Reginald Bedford (December 13, 1909, London, Ontario – December 9, 1985, Hamilton, Ontario) was a Canadian pianist and music educator who was part of a piano duo with Evelyn Eby from 1938 through 1979. He and Eby married in 1948. The duo performed in concert at many venues internationally including Eaton Auditorium in Toronto, Wigmore Hall in London, and The Town Hall in New York City. In 1945–1946 the duo had their own weekly radio program with the Canadian Broadcasting Corporation. In addition to his work as a pianist, Bedford was also organist at the All Saints Cathedral in Halifax, Nova Scotia.

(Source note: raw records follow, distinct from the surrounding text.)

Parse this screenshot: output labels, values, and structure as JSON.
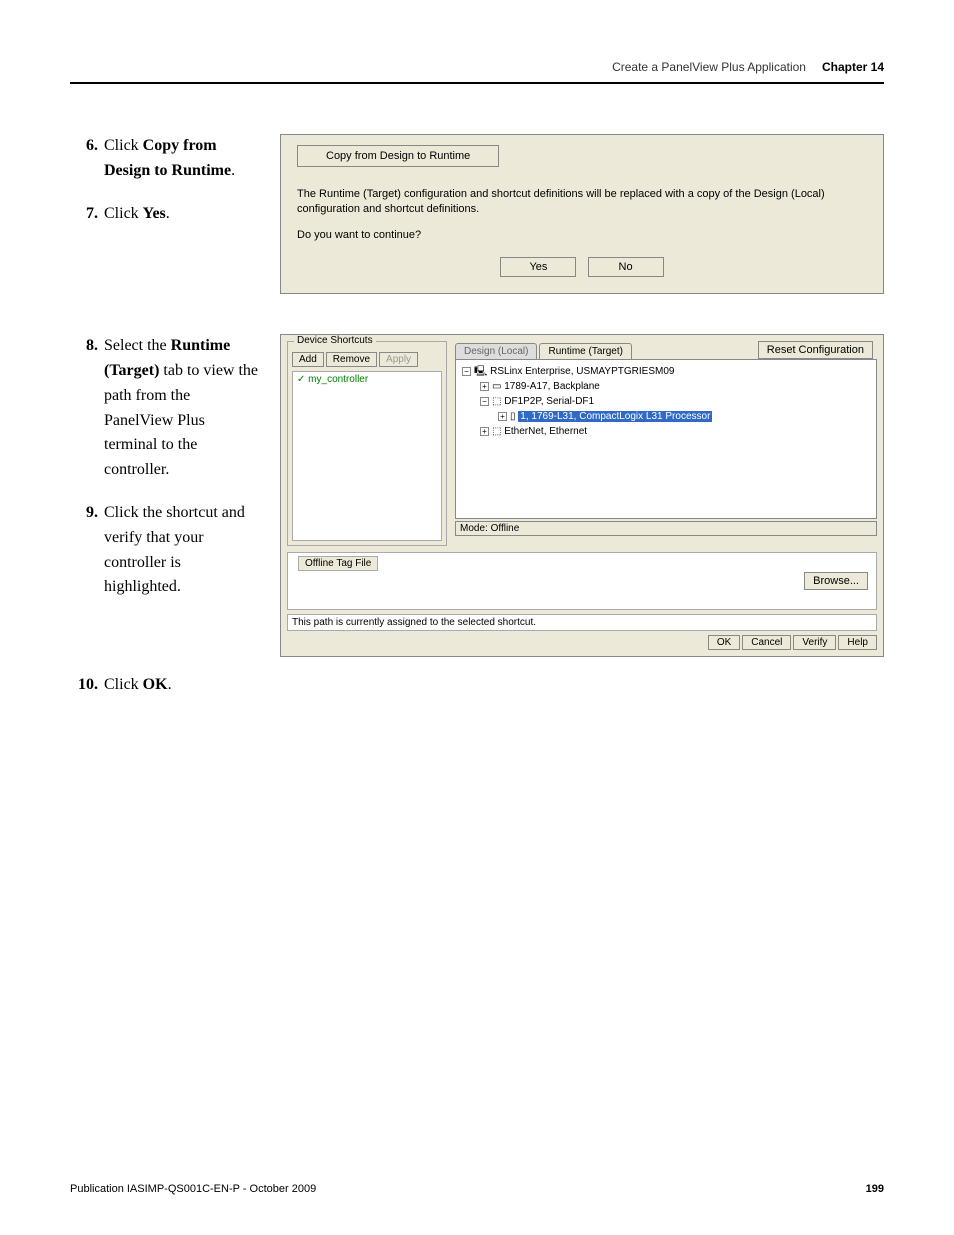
{
  "header": {
    "breadcrumb": "Create a PanelView Plus Application",
    "chapter": "Chapter 14"
  },
  "steps": {
    "s6": {
      "num": "6.",
      "pre": "Click ",
      "bold": "Copy from Design to Runtime",
      "post": "."
    },
    "s7": {
      "num": "7.",
      "pre": "Click ",
      "bold": "Yes",
      "post": "."
    },
    "s8": {
      "num": "8.",
      "pre": "Select the ",
      "bold": "Runtime (Target)",
      "post": " tab to view the path from the PanelView Plus terminal to the controller."
    },
    "s9": {
      "num": "9.",
      "text": "Click the shortcut and verify that your controller is highlighted."
    },
    "s10": {
      "num": "10.",
      "pre": "Click ",
      "bold": "OK",
      "post": "."
    }
  },
  "dialog1": {
    "title": "Copy from Design to Runtime",
    "msg1": "The Runtime (Target) configuration and shortcut definitions will be replaced with a copy of the Design (Local) configuration and shortcut definitions.",
    "msg2": "Do you want to continue?",
    "yes": "Yes",
    "no": "No"
  },
  "dialog2": {
    "shortcuts": {
      "legend": "Device Shortcuts",
      "add": "Add",
      "remove": "Remove",
      "apply": "Apply",
      "item": "my_controller"
    },
    "tabs": {
      "design": "Design (Local)",
      "runtime": "Runtime (Target)"
    },
    "reset": "Reset Configuration",
    "tree": {
      "root": "RSLinx Enterprise, USMAYPTGRIESM09",
      "n1": "1789-A17, Backplane",
      "n2": "DF1P2P, Serial-DF1",
      "n3": "1, 1769-L31, CompactLogix L31 Processor",
      "n4": "EtherNet, Ethernet"
    },
    "mode": "Mode: Offline",
    "tagfile": "Offline Tag File",
    "browse": "Browse...",
    "pathmsg": "This path is currently assigned to the selected shortcut.",
    "buttons": {
      "ok": "OK",
      "cancel": "Cancel",
      "verify": "Verify",
      "help": "Help"
    }
  },
  "footer": {
    "pub": "Publication IASIMP-QS001C-EN-P - October 2009",
    "page": "199"
  }
}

A graduate of The Royal Conservatory of Music (1924) and the American Conservatory at Fontainebleau, Bedford's teachers included Lyell Gustin, Percy Grainger, Edwin Hughes, Alfred Madeley Richardson, Carl Friedberg, and Robert Casadesus. He was the head of the piano faculty at the Maritime Conservatory of Music before becoming principal of the Royal Hamilton College of Music from 1944 through 1948. He then opened his own private studio, the Reginald Bedford Piano Studios in Hamilton, which he operated with Eby for several decades. He later taught piano on the faculties of Ontario Ladies' College (now the Trafalgar Castle School) in Whitby in and at McMaster University. His pupils included musicologist and pianist Elaine Keillor, and composer Marjan Mozetich.